Verständlich, dass ein solches Gemälde nur unter genauester Planung und unter Zeitdruck entstehen kann, denn Putz trocknet schnell. Tag für Tag wird Kalk angerührt und ein kleiner Bildausschnitt vollendet, ein sogenanntes „Tagewerk“. Ein großformatiges Werk benötigt präzise Vorarbeit und eine durchdachte Komposition, denn ist der Putz erst trocken, kann nichts mehr korrigiert werden.
Leonardo experimentierte beim letzten Abendmahl hingegen mit einer Secco-Technik (italienisch „a secco“; zu Deutsch „aufs Trockene“). Er grundierte die Wand mit einem Leim-Kreide-Gemisch und malte mit einer fetten Temperafarbe aus Farbpigmenten und Eigelb auf die trockene Fläche. Diese Technik ermöglichte Übermalungen, Malpausen und Flexibilität, hatte aber einen ungeahnten Nachteil: Die Farbe hielt nicht lange auf der Grundierung und diese nicht auf dem Mauerwerk. Bereits 1517 wurde über erste Schäden am Gemälde berichtet. Feuchtigkeit und Schimmel taten ihr Übriges – die Farbschicht wurde brüchig und blätterte ab.
Verschlimmbesserung
Etliche Restaurierungsversuche – seit Anfang des 18. Jahrhunderts etwa alle 50 Jahre - waren die Folge. Diverse „Spezialmittel“ aus dubiosen Materialien waren im Einsatz, und einen nachhaltigen Verlust verursachte das Herausschneiden der Türöffnung in der unteren Bildmitte, dem die Beine Christi zum Opfer fielen. Selbst vor tierischen Ausdünstungen war das letzte Abendmahl nicht gefeit: 1799 wurde das Refektorium von napoleonischen Truppen als Baracke und Stall genutzt. Den Zweiten Weltkrieg überstand das Werk hingegen – wie durch ein Wunder – ohne größere Schäden, obwohl ein Bombenangriff 1943 das Gebäude stark beschädigte.
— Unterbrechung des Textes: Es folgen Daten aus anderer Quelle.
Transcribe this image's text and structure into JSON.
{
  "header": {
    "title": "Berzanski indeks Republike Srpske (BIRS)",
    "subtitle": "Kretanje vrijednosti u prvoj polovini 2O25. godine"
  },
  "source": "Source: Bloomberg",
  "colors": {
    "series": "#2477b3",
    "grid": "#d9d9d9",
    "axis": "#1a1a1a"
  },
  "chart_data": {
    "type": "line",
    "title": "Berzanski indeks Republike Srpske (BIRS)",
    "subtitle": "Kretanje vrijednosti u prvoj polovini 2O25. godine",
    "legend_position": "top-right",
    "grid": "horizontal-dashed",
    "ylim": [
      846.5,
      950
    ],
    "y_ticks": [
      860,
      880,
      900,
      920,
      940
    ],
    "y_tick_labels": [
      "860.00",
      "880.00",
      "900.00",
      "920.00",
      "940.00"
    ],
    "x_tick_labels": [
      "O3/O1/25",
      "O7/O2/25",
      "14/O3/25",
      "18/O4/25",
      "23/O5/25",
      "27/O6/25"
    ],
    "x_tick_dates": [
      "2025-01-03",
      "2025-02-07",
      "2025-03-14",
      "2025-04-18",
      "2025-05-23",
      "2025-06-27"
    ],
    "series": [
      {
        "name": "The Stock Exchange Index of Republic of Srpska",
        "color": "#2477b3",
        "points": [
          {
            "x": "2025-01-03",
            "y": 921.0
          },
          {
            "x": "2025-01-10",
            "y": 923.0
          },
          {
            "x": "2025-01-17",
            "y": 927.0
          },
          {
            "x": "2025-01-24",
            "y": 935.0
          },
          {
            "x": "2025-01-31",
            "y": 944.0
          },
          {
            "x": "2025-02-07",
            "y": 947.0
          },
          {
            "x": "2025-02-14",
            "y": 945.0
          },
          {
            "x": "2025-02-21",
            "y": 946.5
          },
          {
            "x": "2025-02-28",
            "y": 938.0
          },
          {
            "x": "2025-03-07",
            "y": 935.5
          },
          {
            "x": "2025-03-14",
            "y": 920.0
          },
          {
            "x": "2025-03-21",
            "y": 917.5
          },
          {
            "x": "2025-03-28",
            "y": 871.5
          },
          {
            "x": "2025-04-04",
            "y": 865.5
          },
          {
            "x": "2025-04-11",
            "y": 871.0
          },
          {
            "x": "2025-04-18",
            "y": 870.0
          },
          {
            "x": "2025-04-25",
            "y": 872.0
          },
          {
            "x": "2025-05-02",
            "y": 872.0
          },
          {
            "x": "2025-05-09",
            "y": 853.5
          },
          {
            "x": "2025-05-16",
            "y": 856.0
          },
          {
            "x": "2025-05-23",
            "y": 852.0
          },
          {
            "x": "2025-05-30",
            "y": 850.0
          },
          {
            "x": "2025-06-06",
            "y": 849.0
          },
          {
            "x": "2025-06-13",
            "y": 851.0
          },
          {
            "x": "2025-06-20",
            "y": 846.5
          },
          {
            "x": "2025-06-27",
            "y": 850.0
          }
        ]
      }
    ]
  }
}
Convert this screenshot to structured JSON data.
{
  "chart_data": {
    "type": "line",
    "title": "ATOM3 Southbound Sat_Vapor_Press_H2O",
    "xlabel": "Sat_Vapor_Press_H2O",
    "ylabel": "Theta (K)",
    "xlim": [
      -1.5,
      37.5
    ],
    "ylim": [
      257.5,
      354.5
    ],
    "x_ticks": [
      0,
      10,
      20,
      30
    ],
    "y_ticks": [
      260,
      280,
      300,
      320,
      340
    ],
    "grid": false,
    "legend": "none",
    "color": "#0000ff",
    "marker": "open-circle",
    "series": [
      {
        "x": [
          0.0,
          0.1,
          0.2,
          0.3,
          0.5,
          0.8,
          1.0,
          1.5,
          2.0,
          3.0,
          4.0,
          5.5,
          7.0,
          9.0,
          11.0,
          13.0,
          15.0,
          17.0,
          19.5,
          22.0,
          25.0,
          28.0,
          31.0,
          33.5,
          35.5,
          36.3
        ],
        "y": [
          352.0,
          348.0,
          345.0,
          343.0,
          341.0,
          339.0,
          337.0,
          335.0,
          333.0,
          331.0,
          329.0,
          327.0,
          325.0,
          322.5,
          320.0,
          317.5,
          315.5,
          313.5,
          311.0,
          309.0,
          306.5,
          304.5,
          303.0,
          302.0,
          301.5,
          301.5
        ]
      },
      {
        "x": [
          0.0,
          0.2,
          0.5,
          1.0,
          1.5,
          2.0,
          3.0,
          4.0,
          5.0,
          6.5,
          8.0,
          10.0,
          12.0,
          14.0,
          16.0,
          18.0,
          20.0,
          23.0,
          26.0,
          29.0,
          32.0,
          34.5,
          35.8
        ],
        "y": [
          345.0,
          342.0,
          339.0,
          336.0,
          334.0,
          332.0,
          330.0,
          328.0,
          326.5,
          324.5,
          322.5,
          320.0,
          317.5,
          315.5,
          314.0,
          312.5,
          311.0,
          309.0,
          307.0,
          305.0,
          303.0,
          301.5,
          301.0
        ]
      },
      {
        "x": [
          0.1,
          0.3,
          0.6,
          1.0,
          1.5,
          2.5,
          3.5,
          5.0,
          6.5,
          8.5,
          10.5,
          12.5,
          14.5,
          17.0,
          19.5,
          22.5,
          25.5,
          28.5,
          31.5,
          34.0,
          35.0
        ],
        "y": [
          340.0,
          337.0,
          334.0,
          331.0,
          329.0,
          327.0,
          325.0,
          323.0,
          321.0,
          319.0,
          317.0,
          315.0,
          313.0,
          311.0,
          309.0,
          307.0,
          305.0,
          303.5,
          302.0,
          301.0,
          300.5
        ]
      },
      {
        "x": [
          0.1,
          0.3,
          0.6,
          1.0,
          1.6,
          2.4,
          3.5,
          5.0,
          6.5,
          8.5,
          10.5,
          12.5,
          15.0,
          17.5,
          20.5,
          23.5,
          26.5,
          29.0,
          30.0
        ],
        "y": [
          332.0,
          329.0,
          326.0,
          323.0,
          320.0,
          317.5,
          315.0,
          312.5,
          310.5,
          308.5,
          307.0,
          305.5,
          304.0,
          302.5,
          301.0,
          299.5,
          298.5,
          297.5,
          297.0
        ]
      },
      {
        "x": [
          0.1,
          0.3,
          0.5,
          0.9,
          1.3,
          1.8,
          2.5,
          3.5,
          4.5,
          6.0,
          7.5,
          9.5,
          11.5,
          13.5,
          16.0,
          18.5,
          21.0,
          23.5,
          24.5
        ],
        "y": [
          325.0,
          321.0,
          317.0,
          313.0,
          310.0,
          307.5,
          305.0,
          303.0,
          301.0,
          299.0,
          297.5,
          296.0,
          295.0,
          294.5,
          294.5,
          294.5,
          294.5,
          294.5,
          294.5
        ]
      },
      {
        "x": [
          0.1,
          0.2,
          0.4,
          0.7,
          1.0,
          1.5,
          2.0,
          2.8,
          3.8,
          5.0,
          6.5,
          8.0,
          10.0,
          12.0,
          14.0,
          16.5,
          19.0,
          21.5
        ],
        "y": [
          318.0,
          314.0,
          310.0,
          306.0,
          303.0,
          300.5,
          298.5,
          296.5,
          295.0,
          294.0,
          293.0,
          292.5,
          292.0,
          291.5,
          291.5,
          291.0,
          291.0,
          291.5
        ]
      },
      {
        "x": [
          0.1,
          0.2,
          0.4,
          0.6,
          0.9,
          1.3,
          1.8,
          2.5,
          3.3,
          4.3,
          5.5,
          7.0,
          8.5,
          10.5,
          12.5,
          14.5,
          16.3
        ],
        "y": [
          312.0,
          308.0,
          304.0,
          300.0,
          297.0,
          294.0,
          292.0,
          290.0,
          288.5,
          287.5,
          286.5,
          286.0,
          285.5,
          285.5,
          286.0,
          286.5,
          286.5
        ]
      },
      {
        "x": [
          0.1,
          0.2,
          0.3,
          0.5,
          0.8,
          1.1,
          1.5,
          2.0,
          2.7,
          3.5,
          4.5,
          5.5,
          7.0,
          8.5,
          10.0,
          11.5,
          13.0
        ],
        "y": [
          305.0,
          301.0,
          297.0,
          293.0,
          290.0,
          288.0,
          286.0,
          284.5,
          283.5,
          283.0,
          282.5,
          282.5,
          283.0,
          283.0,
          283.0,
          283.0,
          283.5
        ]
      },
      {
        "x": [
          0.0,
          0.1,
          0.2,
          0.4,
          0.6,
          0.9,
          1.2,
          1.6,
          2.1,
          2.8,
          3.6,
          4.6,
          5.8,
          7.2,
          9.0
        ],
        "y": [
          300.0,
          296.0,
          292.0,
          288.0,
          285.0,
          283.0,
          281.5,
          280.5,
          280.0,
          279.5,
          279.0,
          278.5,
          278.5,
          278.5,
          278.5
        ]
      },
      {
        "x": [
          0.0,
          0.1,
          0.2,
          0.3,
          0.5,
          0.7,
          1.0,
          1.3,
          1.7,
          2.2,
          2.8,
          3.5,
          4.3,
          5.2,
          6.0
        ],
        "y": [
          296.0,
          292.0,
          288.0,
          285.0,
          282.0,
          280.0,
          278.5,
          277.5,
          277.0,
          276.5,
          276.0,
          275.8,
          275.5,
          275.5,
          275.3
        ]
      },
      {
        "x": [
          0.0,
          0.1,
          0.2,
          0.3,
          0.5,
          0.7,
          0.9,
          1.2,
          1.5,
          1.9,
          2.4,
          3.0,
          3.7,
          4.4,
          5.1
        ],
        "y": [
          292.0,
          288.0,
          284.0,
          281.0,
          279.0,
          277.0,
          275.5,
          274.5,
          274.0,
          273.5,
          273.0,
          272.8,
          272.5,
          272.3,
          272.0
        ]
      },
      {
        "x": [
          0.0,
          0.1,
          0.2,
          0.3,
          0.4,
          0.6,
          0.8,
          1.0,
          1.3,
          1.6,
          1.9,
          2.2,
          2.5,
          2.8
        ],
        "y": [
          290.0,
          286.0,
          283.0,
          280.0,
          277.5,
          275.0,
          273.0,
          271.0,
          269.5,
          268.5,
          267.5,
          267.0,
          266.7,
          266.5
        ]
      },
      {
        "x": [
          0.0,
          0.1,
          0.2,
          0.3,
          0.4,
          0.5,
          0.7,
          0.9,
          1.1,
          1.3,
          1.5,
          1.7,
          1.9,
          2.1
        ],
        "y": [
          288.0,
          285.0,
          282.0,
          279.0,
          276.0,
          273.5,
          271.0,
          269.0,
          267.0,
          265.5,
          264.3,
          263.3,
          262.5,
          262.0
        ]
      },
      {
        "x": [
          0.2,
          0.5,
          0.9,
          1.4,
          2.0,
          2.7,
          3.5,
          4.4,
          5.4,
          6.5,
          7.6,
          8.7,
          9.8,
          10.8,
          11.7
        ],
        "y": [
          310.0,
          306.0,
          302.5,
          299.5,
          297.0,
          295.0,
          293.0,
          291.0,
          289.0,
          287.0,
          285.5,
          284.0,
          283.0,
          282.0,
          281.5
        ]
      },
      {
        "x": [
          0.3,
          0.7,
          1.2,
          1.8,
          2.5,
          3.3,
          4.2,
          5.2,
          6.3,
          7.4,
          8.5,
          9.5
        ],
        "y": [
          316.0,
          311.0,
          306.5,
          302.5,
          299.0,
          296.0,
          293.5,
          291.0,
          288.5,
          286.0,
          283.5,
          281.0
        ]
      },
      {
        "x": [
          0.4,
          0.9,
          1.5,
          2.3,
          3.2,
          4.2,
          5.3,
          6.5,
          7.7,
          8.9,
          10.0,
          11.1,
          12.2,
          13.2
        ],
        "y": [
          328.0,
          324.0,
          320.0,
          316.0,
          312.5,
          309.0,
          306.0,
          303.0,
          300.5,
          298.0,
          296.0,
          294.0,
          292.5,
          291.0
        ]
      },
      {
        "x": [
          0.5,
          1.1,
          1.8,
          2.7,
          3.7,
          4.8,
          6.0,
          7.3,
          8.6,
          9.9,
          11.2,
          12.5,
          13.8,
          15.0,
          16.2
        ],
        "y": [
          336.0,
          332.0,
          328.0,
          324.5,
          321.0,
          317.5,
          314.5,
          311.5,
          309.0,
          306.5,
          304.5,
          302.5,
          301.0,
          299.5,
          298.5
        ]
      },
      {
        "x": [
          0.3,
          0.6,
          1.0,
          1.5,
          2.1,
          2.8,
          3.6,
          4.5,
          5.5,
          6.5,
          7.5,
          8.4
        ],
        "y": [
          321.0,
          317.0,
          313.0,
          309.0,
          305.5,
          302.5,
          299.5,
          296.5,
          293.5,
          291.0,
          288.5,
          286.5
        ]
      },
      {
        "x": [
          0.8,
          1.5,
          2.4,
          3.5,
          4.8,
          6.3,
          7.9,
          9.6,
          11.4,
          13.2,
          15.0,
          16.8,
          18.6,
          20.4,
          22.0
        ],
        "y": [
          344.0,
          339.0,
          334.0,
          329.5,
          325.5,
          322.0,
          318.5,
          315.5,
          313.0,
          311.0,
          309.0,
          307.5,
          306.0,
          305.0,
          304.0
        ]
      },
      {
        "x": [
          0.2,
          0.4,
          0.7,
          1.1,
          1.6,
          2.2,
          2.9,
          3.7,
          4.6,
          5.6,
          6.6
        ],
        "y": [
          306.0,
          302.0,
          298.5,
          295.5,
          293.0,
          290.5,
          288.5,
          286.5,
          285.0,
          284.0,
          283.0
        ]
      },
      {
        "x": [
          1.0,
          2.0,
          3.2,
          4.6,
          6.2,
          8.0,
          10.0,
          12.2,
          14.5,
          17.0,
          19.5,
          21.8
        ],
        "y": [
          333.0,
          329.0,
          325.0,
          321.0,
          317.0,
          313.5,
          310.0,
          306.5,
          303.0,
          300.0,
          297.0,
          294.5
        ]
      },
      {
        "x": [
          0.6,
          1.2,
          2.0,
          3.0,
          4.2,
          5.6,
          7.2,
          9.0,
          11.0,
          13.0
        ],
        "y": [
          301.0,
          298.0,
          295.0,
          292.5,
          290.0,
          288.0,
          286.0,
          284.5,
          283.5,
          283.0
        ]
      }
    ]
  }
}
Erst zwischen 1977 und 1999 konnte der fortschreitende Verfall aufgehalten werden. Die gut gemeinten, aber schädlichen Wundermittel, Öle und Lacke wurden aufwendig entfernt. Zahlreiche Details wurden wieder sichtbar und die Leuchtkraft der Farben kam – wenn auch nur partiell – wieder zum Vorschein. Heute zählt das letzte Abendmahl zum UNESCO-Weltkulturerbe. Besucherscharen aus aller Welt strömen ins Refektorium des Klosters Santa Maria delle Grazie in Mailand, um das berühmte Wandbild zu bestaunen, wenn auch in gedämpftem Licht, gefilterter Luft und nur für 15 Minuten – länger ist der Aufenthalt in dem Raum nicht gestattet.
Quellen:
- Stiftung Kloster Dalheim. LWL-Landesmuseum für Klosterkultur, Ingo Grabowsky [Hrsg.]: „Leonardo da Vinci: Das letzte Abendmahl. Begleitheft zur Sonderausstellung der Stiftung Kloster Dalheim. LWL-Landesmuseum für Klosterkultur vom 11. Mai bis 21. November 2021, Lichtenau-Dalheim, 2021.
- Johannes Nathan, Frank Zöllner: „Leonardo da Vinci. Sämtliche Gemälde und Zeichnungen.“ Bd. 1, Köln, 2011.